Articolo di Luigi De Biase del 25 aprile 2013 pubblicato su il giornale.it
I gay lottano per legalizzare i loro matrimoni, ma poi cadono negli stessi tic ed errori delle altre coppie. All’inizio c’erano i viaggi in Ontario, i pacchetti per le coppie gay con volo da Londra e cerimonia sulla strada che porta alle cascate del Niagara: certificato di matrimonio, una bottiglia di champagne e trenta foto ricordo per cinquecento dollari, tasse escluse.
Accadeva una decina d’anni fa, quando il Canada era sulla lista molto corta dei Paesi che ammettevano lo scambio degli anelli fra persone dello stesso sesso. Oggi queste unioni sono legge in molti stati americani e anche in Europa governi e parlamenti approvano misure per portare sullo stesso piano nozze gay e matrimonio tradizionale: l’ultimo caso è di questa settimana, viene dalla Francia, ma in Olanda e in Belgio il processo è cominciato fra il 2001 e il 2003. Ora questi Paesi fanno i conti con un’altra rivoluzione, quella dei divorzi gay.
L’Istituto centrale di statistica olandese, il corrispettivo dell’Istat in Italia, ha fornito qualche numero nelle scorse settimane. Circa 1300 coppie dello stesso sesso arrivano all’altare ogni anno (quelle di donne sono appena più numerose rispetto agli uomini, in media 690 contro 610), e il numero dei divorzi tocca quota 150 (anche in questo caso le donne si dicono addio con maggiore frequenza, il centro di statistica ha rilevato 100 richieste all’anno fra le coppie lesbo e 45 fra quelle gay). La situazione è molto simile in Belgio: fra il 2003 e il 2010 l’11 per cento delle unioni fra donne è finito davanti a un giudice, sostiene StatBel, mentre si parla del 6,7 per cento fra gli uomini.
Questi numeri abbattono il luogo comune abbastanza diffuso secondo il quale le coppie gay sono più stabili rispetto a quelle tradizionali.
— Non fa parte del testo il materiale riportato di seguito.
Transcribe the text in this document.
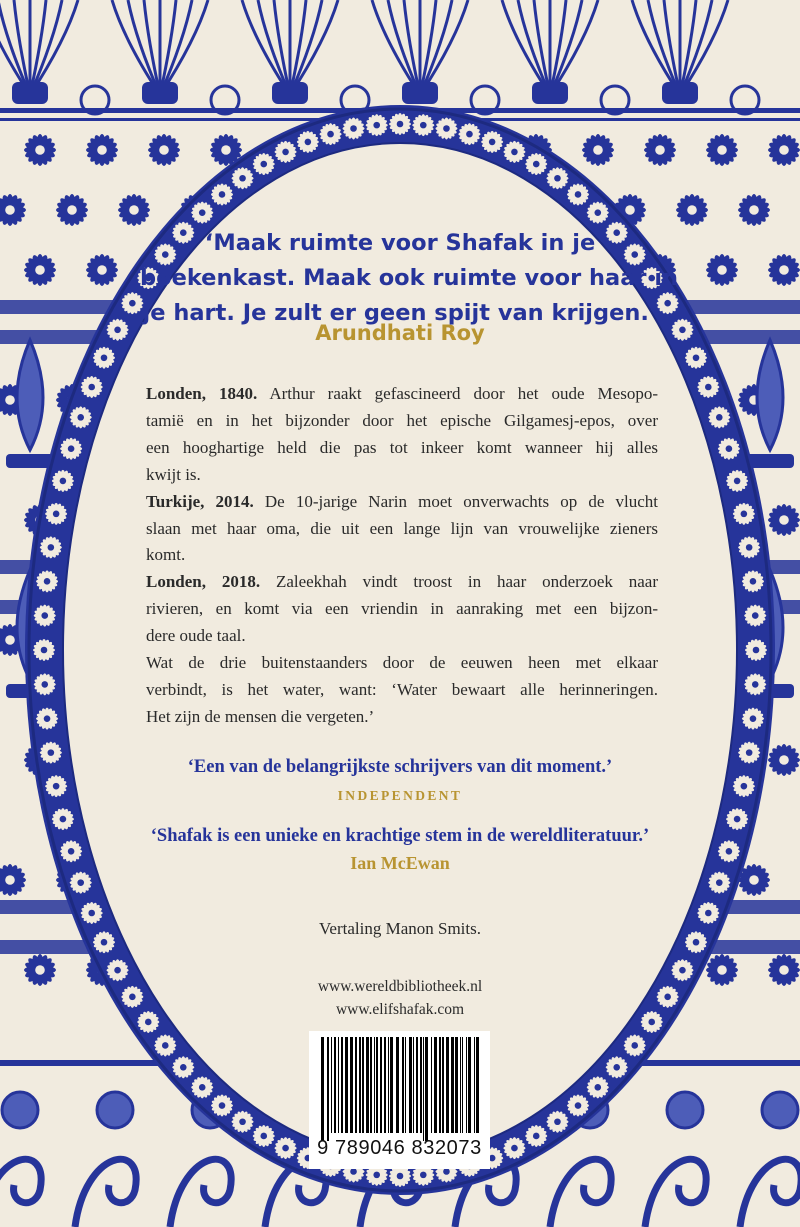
‘Maak ruimte voor Shafak in je
boekenkast. Maak ook ruimte voor haar in
je hart. Je zult er geen spijt van krijgen.’
Arundhati Roy
Londen, 1840. Arthur raakt gefascineerd door het oude Mesopo-
tamië en in het bijzonder door het epische Gilgamesj-epos, over
een hooghartige held die pas tot inkeer komt wanneer hij alles
kwijt is.
Turkije, 2014. De 10-jarige Narin moet onverwachts op de vlucht
slaan met haar oma, die uit een lange lijn van vrouwelijke zieners
komt.
Londen, 2018. Zaleekhah vindt troost in haar onderzoek naar
rivieren, en komt via een vriendin in aanraking met een bijzon-
dere oude taal.
Wat de drie buitenstaanders door de eeuwen heen met elkaar
verbindt, is het water, want: ‘Water bewaart alle herinneringen.
Het zijn de mensen die vergeten.’
‘Een van de belangrijkste schrijvers van dit moment.’
INDEPENDENT
‘Shafak is een unieke en krachtige stem in de wereldliteratuur.’
Ian McEwan
Vertaling Manon Smits.
www.wereldbibliotheek.nl
www.elifshafak.com
9 789046 832073
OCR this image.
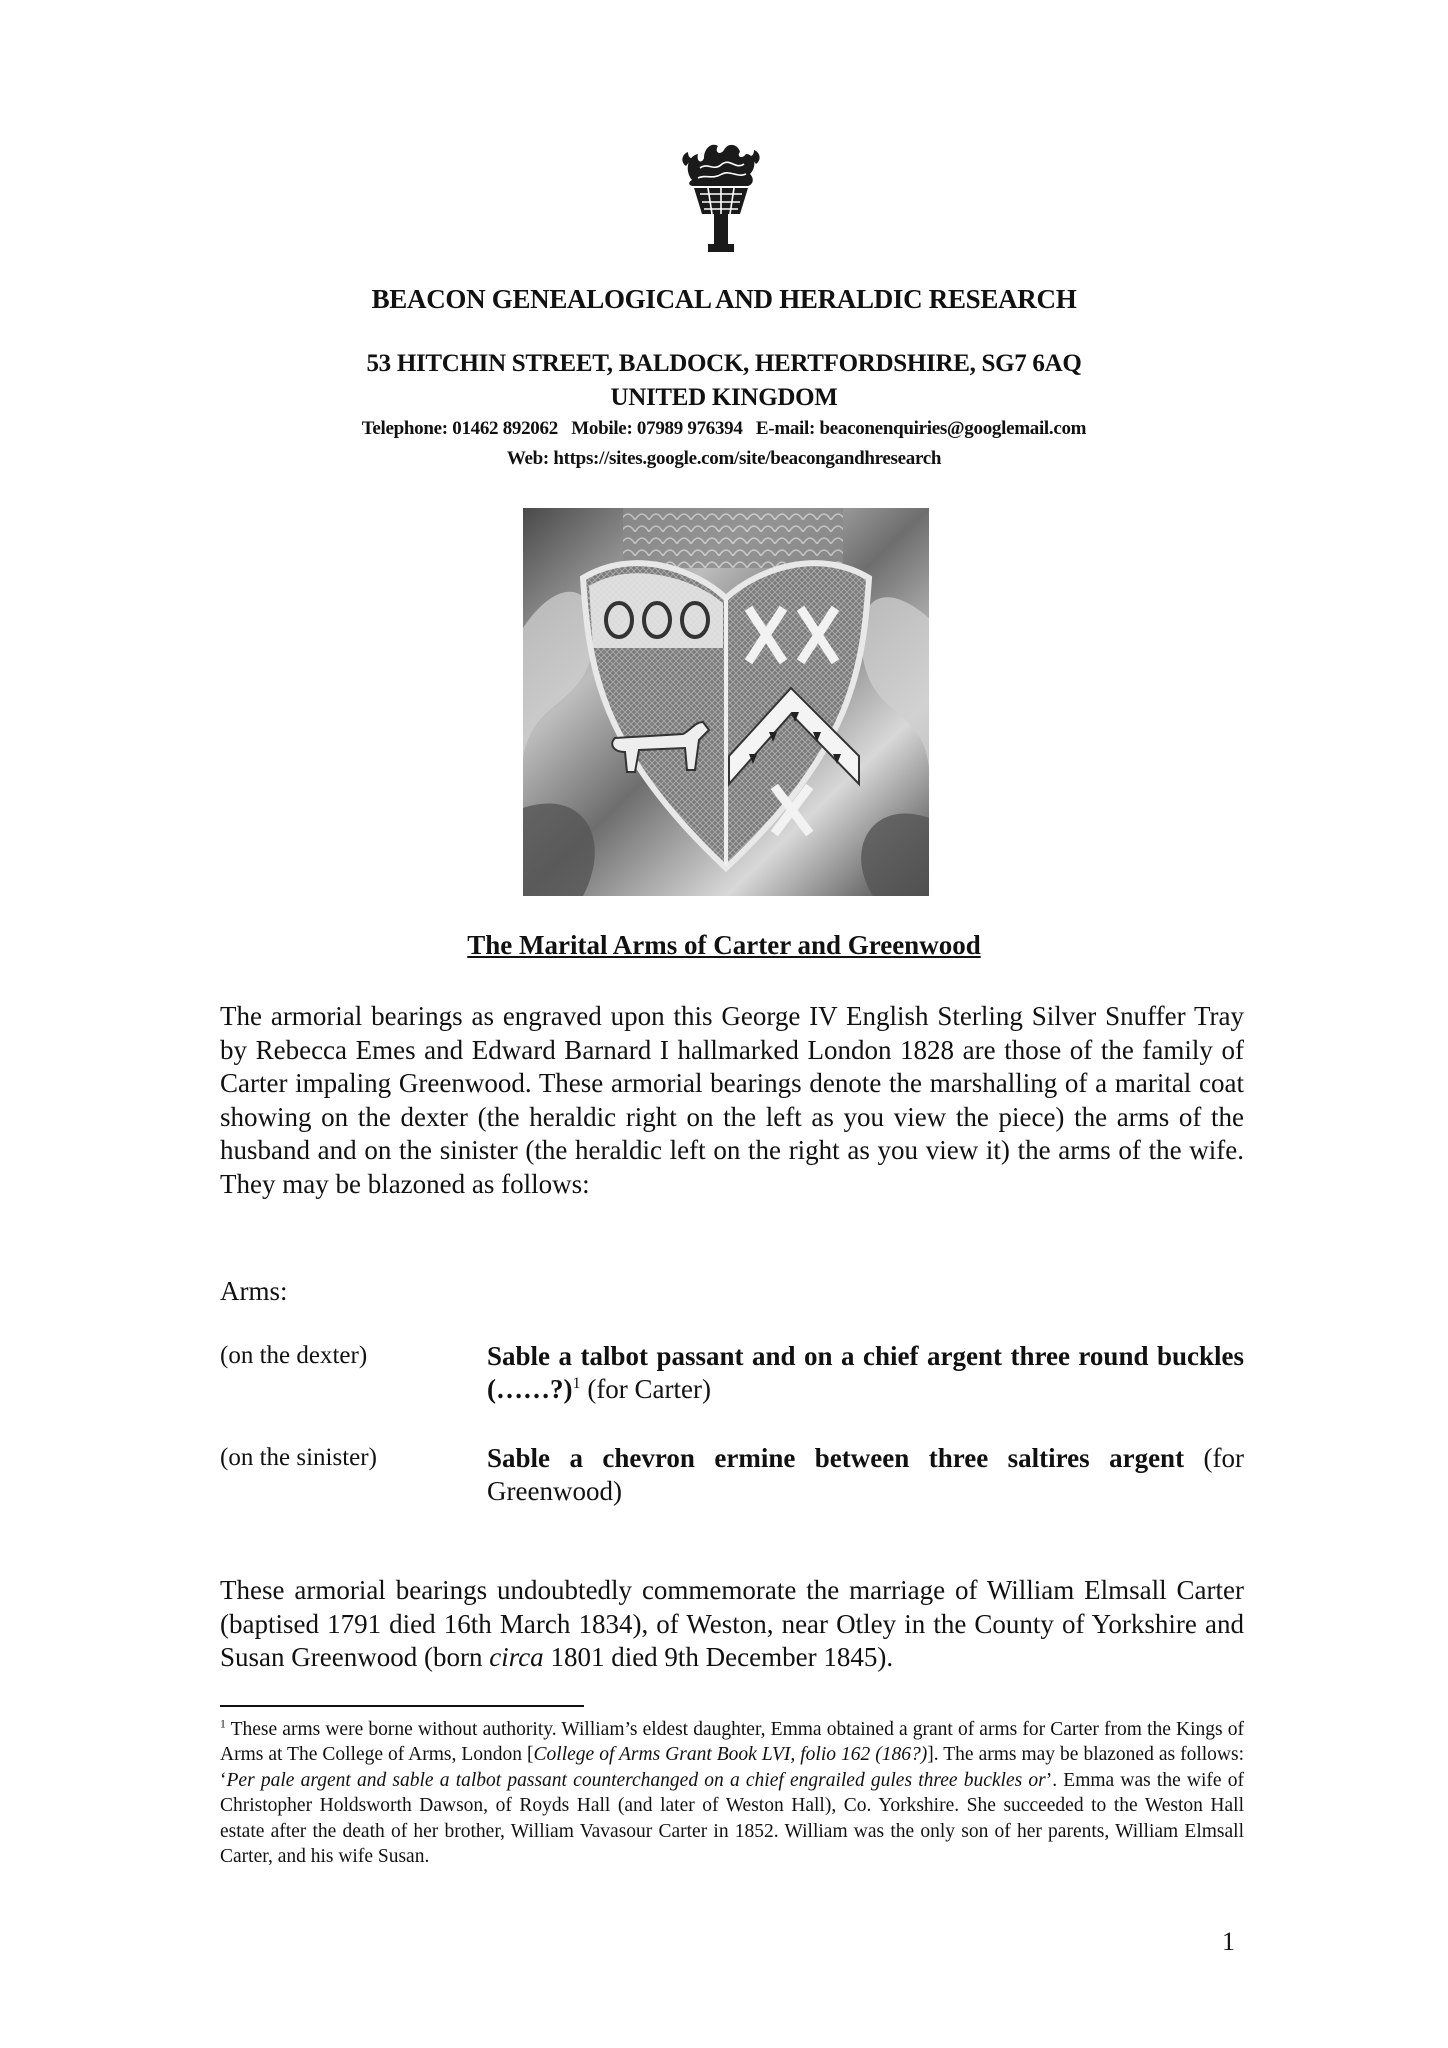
BEACON GENEALOGICAL AND HERALDIC RESEARCH
53 HITCHIN STREET, BALDOCK, HERTFORDSHIRE, SG7 6AQ
UNITED KINGDOM
Telephone: 01462 892062   Mobile: 07989 976394   E-mail: beaconenquiries@googlemail.com
Web: https://sites.google.com/site/beacongandhresearch
The Marital Arms of Carter and Greenwood
The armorial bearings as engraved upon this George IV English Sterling Silver Snuffer Tray by Rebecca Emes and Edward Barnard I hallmarked London 1828 are those of the family of Carter impaling Greenwood. These armorial bearings denote the marshalling of a marital coat showing on the dexter (the heraldic right on the left as you view the piece) the arms of the husband and on the sinister (the heraldic left on the right as you view it) the arms of the wife. They may be blazoned as follows:
Arms:
(on the dexter)	Sable a talbot passant and on a chief argent three round buckles (……?)$^1$ (for Carter)
(on the sinister)	Sable a chevron ermine between three saltires argent (for Greenwood)
These armorial bearings undoubtedly commemorate the marriage of William Elmsall Carter (baptised 1791 died 16th March 1834), of Weston, near Otley in the County of Yorkshire and Susan Greenwood (born circa 1801 died 9th December 1845).
$^1$ These arms were borne without authority. William’s eldest daughter, Emma obtained a grant of arms for Carter from the Kings of Arms at The College of Arms, London [College of Arms Grant Book LVI, folio 162 (186?)]. The arms may be blazoned as follows: ‘Per pale argent and sable a talbot passant counterchanged on a chief engrailed gules three buckles or’. Emma was the wife of Christopher Holdsworth Dawson, of Royds Hall (and later of Weston Hall), Co. Yorkshire. She succeeded to the Weston Hall estate after the death of her brother, William Vavasour Carter in 1852. William was the only son of her parents, William Elmsall Carter, and his wife Susan.
1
Frederick Hertz, avvocato e opinionista del sito internet americano Huffington Post, dice che la percezione si spiega facilmente: sinora il matrimonio ha interessato soprattutto persone di mezza età con storie durature alle spalle, ma adesso stanno arrivando i giovani e il mondo non sarà lo stesso.
E così, in Canada e negli Stati Uniti cresce una vera “industria legale” del divorzio gay: le unioni civili, i matrimoni e le partnership domestiche riguardano quasi mezzo milione di cittadini, si tratta di un mercato consistente e per questo fioriscono gli studi e le agenzie che mettono da parte le brossure romantiche sulle cascate del Niagara e passano il tempo con le carte bollate.
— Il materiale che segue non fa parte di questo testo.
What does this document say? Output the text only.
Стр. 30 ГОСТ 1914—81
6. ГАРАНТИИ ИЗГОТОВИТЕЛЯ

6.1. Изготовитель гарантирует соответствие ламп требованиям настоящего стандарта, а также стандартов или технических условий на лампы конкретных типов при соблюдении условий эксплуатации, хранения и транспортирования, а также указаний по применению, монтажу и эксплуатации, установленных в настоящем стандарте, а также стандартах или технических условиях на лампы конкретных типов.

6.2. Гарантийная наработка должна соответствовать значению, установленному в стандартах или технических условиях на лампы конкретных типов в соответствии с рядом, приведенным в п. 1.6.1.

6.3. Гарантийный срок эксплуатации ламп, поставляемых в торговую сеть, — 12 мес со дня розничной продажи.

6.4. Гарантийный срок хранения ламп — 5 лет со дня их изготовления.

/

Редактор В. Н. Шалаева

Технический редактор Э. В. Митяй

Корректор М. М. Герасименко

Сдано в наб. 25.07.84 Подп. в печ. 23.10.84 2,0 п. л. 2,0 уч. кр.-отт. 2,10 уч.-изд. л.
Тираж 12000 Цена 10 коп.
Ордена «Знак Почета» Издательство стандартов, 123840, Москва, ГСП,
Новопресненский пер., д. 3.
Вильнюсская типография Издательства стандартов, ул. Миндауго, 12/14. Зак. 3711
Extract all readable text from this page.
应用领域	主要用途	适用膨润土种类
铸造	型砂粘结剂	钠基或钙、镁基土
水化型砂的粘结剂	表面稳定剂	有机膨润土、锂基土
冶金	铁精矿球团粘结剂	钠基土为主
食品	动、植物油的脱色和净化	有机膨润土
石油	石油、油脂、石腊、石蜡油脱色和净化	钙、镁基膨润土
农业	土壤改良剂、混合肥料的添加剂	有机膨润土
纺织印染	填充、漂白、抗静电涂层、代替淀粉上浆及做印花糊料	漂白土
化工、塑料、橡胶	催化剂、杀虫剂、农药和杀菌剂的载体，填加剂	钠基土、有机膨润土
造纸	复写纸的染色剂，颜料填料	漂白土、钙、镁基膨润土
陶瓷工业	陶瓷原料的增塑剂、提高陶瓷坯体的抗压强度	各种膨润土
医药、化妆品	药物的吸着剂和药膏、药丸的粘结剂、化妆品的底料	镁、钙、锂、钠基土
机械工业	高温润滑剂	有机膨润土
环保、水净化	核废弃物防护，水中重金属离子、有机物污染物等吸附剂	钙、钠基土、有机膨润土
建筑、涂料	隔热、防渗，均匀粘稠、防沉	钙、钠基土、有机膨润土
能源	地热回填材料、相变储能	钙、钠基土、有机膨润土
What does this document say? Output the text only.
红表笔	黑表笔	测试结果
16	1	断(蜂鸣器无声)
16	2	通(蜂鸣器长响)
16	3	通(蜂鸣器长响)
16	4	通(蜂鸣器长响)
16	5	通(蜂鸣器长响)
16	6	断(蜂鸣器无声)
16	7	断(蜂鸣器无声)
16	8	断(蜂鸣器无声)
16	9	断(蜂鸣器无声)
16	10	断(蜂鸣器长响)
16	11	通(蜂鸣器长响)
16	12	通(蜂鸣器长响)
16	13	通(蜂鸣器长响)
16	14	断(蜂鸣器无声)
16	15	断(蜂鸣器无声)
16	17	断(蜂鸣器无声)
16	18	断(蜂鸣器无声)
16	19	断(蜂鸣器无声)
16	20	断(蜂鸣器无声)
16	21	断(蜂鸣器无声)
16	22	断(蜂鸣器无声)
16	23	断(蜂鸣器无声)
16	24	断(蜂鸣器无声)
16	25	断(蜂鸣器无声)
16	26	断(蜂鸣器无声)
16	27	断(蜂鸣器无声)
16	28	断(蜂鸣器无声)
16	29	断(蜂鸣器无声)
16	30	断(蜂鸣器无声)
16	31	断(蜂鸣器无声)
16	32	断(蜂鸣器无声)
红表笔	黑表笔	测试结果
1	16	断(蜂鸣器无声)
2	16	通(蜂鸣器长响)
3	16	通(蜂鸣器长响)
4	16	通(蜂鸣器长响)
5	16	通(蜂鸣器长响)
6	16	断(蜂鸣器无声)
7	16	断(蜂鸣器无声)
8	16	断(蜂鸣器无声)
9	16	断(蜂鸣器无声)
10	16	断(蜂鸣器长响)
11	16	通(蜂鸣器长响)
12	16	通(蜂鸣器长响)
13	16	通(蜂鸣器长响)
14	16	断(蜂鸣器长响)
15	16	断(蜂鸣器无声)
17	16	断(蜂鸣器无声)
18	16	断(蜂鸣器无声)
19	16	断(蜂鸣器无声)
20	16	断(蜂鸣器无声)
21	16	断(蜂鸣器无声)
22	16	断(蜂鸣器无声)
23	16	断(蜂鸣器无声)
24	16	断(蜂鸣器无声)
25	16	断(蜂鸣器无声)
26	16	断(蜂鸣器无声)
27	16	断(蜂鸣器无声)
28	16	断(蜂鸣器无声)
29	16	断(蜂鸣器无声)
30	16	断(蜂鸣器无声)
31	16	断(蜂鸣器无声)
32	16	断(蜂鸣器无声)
Se il diritto al matrimonio è considerato una battaglia civile dagli attivisti, quello al divorzio è una lotta alla burocrazia: la città di Washington ammette il matrimonio, lo stato del Maryland ha rifiutato le coppie gay sino al 2010 ma ora le ammette, nel Delaware il meglio che si può ottenere è l’unione civile, le autorità della Pennsylvania non riconoscono alcun contratto matrimoniale fra persone dello stesso stesso, poi si arriva a New York e si è di nuovo marito e marito (o moglie e moglie).
Naturalmente ogni stato regola in modo diverso la fine delle unioni, quindi bisogna trovare il posto giusto non solo per sposarsi, ma anche per lasciarsi, per dividere il patrimonio, per ottenere un assegno di sostentamento o per stabilire l’affidamento dei bambini che, nel frattempo, qualcuno è riuscito ad avere o ad adottare.
Probabilmente la storia più famosa è quella di Robin Tyler e Diane Olson, due donne della California che sono il simbolo della campagna sul matrimonio gay: hanno sfidato a lungo la Corte di Beverly Hills per avere la licenza di sposarsi, nel giugno del 2008 ci sono riuscite e sono state le prime a farlo nella storia dello stato (è accaduto pochi mesi prima che il governo impedisse il matrimonio gay con il cosiddetto “Prop 8”).
L’anno scorso Tyler ha avanzato la richiesta di divorzio di fronte allo stesso tribunale e ha risposto così a chi le chiedeva che cosa fosse andato storto nella battaglia: “Non abbiamo mai detto che saremmo state perfette se ci avessero riconosciuto il diritto di sposarci, o che ci saremmo amate più di chiunque altro. Infondo siamo esattamente come tutti gli altri”.